Yesterday, I spent an enlightening two hours talking about training dogs – Teddy in particular – with Mark Thompson from the The Dog House.
Why? We’re going to Greece in the summer and Teddy is not coming. This is going to be hard. On the few occasions that this Mini Schnauzer has not holidayed with us, he has gone to his home-from-home at my-in-laws. This year our timings are off, so we had to think again. After much mulling we decided on a sojourn at The Dog House for Teddy, hence the training session with Mark.
Before any dog is packed off for one of their, frankly exclusive, ‘activity holidays’, gambolling about on 300-acres of Welsh farmland, a home visit is required. Here, the dog is assessed for training issues – as is the owner.
While we did touch on the specifics of training dogs and Teddy, in particular (“He is a character,” said Mark, as Teddy displayed embarrassingly bad recall and disappeared off upstairs with Mark’s squeaky ball), it was the holistic approach that was so inspiring. By ascribing greater values to affection, food, games and permission – and ensuring that Teddy earns all of the above, and doesn’t just take them as a given – we can help improve Teddy’s overall training uptake.

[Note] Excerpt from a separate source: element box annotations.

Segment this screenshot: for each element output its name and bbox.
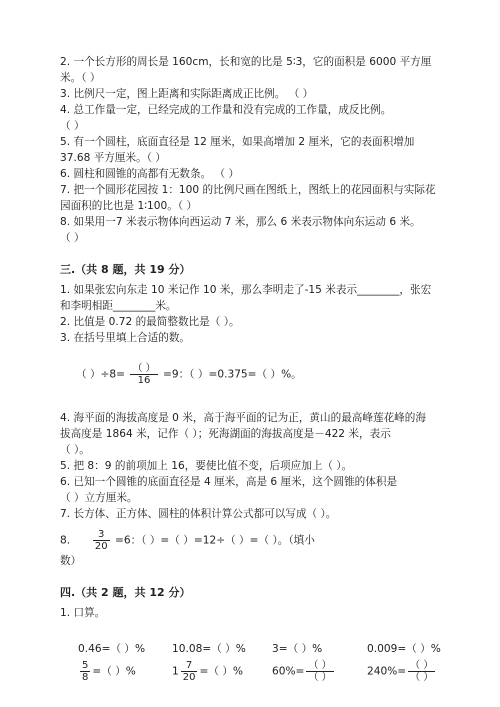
s3-q1-line1: 1. 如果张宏向东走 10 米记作 10 米，那么李明走了-15 米表示________，张宏 [60, 284, 432, 296]
oral-calc-6 [172, 660, 243, 683]
s3-q8-tail: 数） [60, 555, 82, 567]
oral-calc-8 [367, 660, 437, 683]
s3-q8-frac-den: 20 [94, 541, 108, 552]
s3-q8-frac-num: 3 [93, 529, 110, 541]
tf-item-4-line1: 4. 总工作量一定，已经完成的工作量和没有完成的工作量，成反比例。 [60, 104, 392, 116]
s3-q3-part1: （ ）÷8= [76, 368, 126, 381]
oral-calc-5-rest: =（ ）% [92, 665, 136, 678]
oral-calc-5 [78, 660, 136, 683]
s3-q3-fraction [130, 363, 157, 386]
s3-q4-line2: 拔高度是 1864 米，记作（ ）；死海湖面的海拔高度是－422 米，表示 [60, 428, 391, 440]
s3-q8-fraction [93, 529, 110, 552]
s3-q6-line2: （ ）立方厘米。 [60, 492, 138, 504]
s3-q3-frac-den: 16 [137, 375, 151, 386]
oral-calc-7-fraction [306, 660, 333, 683]
s3-q8-label: 8. [60, 534, 71, 547]
oral-calc-4: 0.009=（ ）% [367, 643, 441, 655]
s3-q4-line3: （ ）。 [60, 444, 90, 456]
section3-heading: 三.（共 8 题，共 19 分） [60, 263, 191, 276]
tf-item-2-line1: 2. 一个长方形的周长是 160cm，长和宽的比是 5∶3，它的面积是 6000 平方厘 [60, 56, 432, 68]
tf-item-8-line1: 8. 如果用一7 米表示物体向西运动 7 米，那么 6 米表示物体向东运动 6 米。 [60, 216, 421, 228]
oral-calc-6-den: 20 [182, 672, 196, 683]
oral-calc-3: 3=（ ）% [272, 643, 323, 655]
tf-item-7-line2: 园面积的比也是 1∶100。（ ） [60, 200, 198, 212]
s3-q8-rest: =6：（ ）=（ ）=12÷（ ）=（ ）。（填小 [114, 534, 315, 547]
section4-heading: 四.（共 2 题，共 12 分） [60, 586, 191, 599]
s3-q4-line1: 4. 海平面的海拔高度是 0 米，高于海平面的记为正，黄山的最高峰莲花峰的海 [60, 412, 426, 424]
s3-q6-line1: 6. 已知一个圆锥的底面直径是 4 厘米，高是 6 厘米，这个圆锥的体积是 [60, 476, 398, 488]
oral-calc-7-den: （ ） [308, 672, 332, 683]
oral-calc-6-whole: 1 [172, 665, 179, 678]
oral-calc-6-fraction [181, 660, 198, 683]
s3-q3-equation [76, 363, 302, 386]
oral-calc-5-den: 8 [82, 672, 89, 683]
s3-q2: 2. 比值是 0.72 的最简整数比是（ ）。 [60, 316, 240, 328]
oral-calc-2: 10.08=（ ）% [172, 643, 246, 655]
tf-item-7-line1: 7. 把一个圆形花园按 1：100 的比例尺画在图纸上，图纸上的花园面积与实际花 [60, 184, 436, 196]
s3-q1-line2: 和李明相距________米。 [60, 300, 177, 312]
oral-calc-5-num: 5 [82, 660, 89, 671]
oral-calc-8-left: 240%= [367, 665, 407, 678]
s4-q1: 1. 口算。 [60, 607, 106, 619]
tf-item-5-line2: 37.68 平方厘米。（ ） [60, 152, 166, 164]
tf-item-4-line2: （ ） [60, 120, 85, 132]
tf-item-5-line1: 5. 有一个圆柱，底面直径是 12 厘米，如果高增加 2 厘米，它的表面积增加 [60, 136, 415, 148]
oral-calc-6-num: 7 [181, 660, 198, 672]
tf-item-3: 3. 比例尺一定，图上距离和实际距离成正比例。 （ ） [60, 88, 314, 100]
oral-calc-8-num: （ ） [410, 660, 434, 671]
tf-item-6: 6. 圆柱和圆锥的高都有无数条。 （ ） [60, 168, 240, 180]
oral-calc-6-rest: =（ ）% [199, 665, 243, 678]
s3-q3: 3. 在括号里填上合适的数。 [60, 332, 191, 344]
oral-calc-5-fraction [80, 660, 90, 683]
oral-calc-8-fraction [408, 660, 435, 683]
oral-calc-1: 0.46=（ ）% [78, 643, 146, 655]
s3-q5: 5. 把 8：9 的前项加上 16，要使比值不变，后项应加上（ ）。 [60, 460, 353, 472]
s3-q3-frac-num: （ ） [132, 363, 156, 374]
tf-item-8-line2: （ ） [60, 232, 85, 244]
tf-item-2-line2: 米。（ ） [60, 72, 101, 84]
s3-q7: 7. 长方体、正方体、圆柱的体积计算公式都可以写成（ ）。 [60, 508, 337, 520]
oral-calc-8-den: （ ） [410, 672, 434, 683]
s3-q3-part3: =9：（ ）=0.375=（ ）%。 [163, 368, 302, 381]
oral-calc-7-left: 60%= [272, 665, 305, 678]
s3-q8-line1 [60, 529, 315, 552]
oral-calc-7 [272, 660, 336, 683]
oral-calc-7-num: （ ） [308, 660, 332, 671]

For instance, making Teddy value playtime (games) with us, can improve his recall – it certainly makes sense that Teddy will come back quicker if he thinks there’s fun in store. If we teach Teddy to ask for permission before going right ahead and doing something he loves, it will help him control his impulses (on a practical level, this might stop him chasing a squirrel into the road). To underline our bond with him, rather than acquiesce to his demands for attention, Teddy should be given affection for good behaviour – another reward (very much like ignoring bad behaviour and recognising good behaviour – something also recommended with tantrum-prone toddlers). Then there is the motivation of food and the training treats offered. To improve their efficiency, they need to be ranked: there’s the ‘daily diet’ ie. a portion of his daily food that he’s used to, and happy with. Next up is a Shop Treat, store bought and a bit more interesting for your dog. Finally, the jackpot treat is human food (teeny-tiny pieces of chicken, sausage, cheese, – “Half the size of a pea” – if their diet allows) and this is the ultimate reward; the perfect incentive for any training that your dog finds challenging. We’ll be using some of these while we begin work on training Teddy with that recall.
So, by the time Teddy goes off for his holiday at The Dog House, he’ll be fully prepared. Hmm… Whether I will be is another matter.